The closest Connerney got to stepping away from coaching was this spring, when he found out his assistant coach of 35 years, Richard Fontano , would not be on the bench after being diagnosed with cancer.
“I told him, ‘If you’re not with me, I’m not here,’ ” Connerney said. “He didn’t want me to quit.”
It’s not the same, but Connerney still loves the game. He still loves to win. He still loves being his team’s maestro, judging an opposing batter’s swing, and moving fielders to where he thinks the ball will be hit.
His wife of 52 years, Betty , said she doesn’t know what he’d do if he wasn’t coaching.
“I’ve always told him, ‘If you can do it, stay with it,’ ” she said. “The kids love him, and he’s going to be 73, but other than his hip, he’s in good shape . . . We’ll see. He might be 75, he might be 80 out there. You never know.”
Reminded that his 11-year-old grandson Jackson wants to play for him someday, Connerney didn’t shoot down the idea. He just shrugged and smiled.
For now, though, Connerney’s focus is still on this summer. Despite his impending surgery, he hasn’t given up on managing in the playoffs. He has seen videos online of hip-replacement patients being back on their feet in less than two weeks, and if his team makes the postseason under the guidance of interim manager James Greeley , Connerney said, he hopes to do the same.
“If we make the playoffs, I gotta be back,” he said. “They can’t hold me out of that.”
Sudbury in tourney
With a 13-3 win last week against Billerica, Sudbury’s American Legion Post 191 squad earned the right to represent District 5 in the state’s national-bound tournament.
“It’s very big to know that you’re one of eight teams with a chance to go to a World Series,” said manager Len Noce . “That’s what we play for.”
On Monday, Sudbury will play at Newburyport for a chance to advance to play at Worcester Academy the following day in the semifinals of the tournament. The winner of the finals, held Wednesday, will represent Massachusetts in the Northeast Regional tournament next month.

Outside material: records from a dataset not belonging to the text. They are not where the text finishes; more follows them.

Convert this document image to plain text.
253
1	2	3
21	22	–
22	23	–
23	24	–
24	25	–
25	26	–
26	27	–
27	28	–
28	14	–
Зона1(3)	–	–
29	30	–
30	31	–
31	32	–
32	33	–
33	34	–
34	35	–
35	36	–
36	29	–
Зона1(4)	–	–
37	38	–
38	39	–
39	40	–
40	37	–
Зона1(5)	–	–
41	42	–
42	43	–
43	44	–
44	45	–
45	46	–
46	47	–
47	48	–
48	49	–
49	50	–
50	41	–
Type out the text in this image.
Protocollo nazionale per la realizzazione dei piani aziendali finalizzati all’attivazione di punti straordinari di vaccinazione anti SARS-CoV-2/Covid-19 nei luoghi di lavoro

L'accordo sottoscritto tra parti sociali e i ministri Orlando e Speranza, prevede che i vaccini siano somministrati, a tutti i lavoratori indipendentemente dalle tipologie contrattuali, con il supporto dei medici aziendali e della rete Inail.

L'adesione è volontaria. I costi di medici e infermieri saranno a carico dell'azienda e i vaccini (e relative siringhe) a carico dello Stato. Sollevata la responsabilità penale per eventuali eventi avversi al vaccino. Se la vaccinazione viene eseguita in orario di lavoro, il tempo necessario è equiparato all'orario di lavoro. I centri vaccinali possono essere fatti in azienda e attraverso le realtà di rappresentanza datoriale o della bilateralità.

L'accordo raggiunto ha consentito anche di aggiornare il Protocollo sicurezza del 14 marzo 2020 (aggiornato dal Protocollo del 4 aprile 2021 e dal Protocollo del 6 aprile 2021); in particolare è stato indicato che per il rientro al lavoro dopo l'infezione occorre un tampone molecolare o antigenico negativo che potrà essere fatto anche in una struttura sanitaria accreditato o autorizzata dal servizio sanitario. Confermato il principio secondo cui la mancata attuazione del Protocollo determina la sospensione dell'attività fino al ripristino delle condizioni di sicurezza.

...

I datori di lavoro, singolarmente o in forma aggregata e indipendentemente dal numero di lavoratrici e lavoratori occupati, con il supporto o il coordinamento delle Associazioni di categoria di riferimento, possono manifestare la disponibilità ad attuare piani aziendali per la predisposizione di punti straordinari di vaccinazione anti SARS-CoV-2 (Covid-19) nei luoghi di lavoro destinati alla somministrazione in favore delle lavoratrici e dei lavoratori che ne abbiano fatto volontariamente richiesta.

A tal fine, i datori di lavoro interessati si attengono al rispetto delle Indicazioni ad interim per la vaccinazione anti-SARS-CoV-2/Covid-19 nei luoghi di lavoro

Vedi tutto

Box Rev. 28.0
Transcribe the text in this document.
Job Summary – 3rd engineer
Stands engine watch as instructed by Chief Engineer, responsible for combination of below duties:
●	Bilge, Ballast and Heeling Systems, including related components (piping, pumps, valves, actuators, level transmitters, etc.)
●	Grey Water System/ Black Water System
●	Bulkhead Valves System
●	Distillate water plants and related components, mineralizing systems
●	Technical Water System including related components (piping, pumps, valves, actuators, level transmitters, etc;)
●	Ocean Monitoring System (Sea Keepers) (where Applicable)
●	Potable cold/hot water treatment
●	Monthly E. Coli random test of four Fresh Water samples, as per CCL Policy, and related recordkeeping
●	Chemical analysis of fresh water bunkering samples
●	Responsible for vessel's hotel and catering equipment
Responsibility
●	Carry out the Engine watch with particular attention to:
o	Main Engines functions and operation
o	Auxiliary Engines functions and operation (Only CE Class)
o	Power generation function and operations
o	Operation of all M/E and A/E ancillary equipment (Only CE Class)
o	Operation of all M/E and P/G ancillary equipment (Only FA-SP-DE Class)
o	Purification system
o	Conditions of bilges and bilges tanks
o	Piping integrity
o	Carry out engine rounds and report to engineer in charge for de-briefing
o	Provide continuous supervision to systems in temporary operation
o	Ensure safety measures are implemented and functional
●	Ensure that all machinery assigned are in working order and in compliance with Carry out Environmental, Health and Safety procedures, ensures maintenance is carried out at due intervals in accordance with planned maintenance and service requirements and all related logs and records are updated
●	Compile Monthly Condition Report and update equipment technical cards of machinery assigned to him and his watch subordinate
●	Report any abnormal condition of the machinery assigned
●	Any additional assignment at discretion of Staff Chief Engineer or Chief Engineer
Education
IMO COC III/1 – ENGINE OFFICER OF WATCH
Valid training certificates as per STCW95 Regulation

Post 191’s run has been all the more enjoyable for Noce, knowing that his roster has almost completely turned over since last summer. He has 15 new players this year, coming from Lincoln-Sudbury Regional, Acton-Boxborough Regional, Concord-Carlisle, Maynard, and Littleton teams.
“To get them to work as hard as they have, and jell in such a short time is unbelievable,” Noce said. “And to be 11-2 and be a representative in the tournament? It’s really euphoric for us.”
Pitchers Mike McGavick and Reid Jordan have helped lead the way for Sudbury with three wins each. At the plate, the team has been without its best hitter and starting shortstop, Dan Cellucci , who suffered a head injury early in the season. But infielder Mike Marshall , outfielder Thulani Denaro and third baseman Alex McLaughlin have helped make up for Cellucci’s absence.
Though he has just three returnees, Noce said that his players have quickly embraced Post 191’s style of playing hard-nosed, intelligent baseball.
“I feel like they’re starting to get it,” Noce said. “At times there are lapses, and we can come down on them for those. But if they perform, in the end it all goes away.”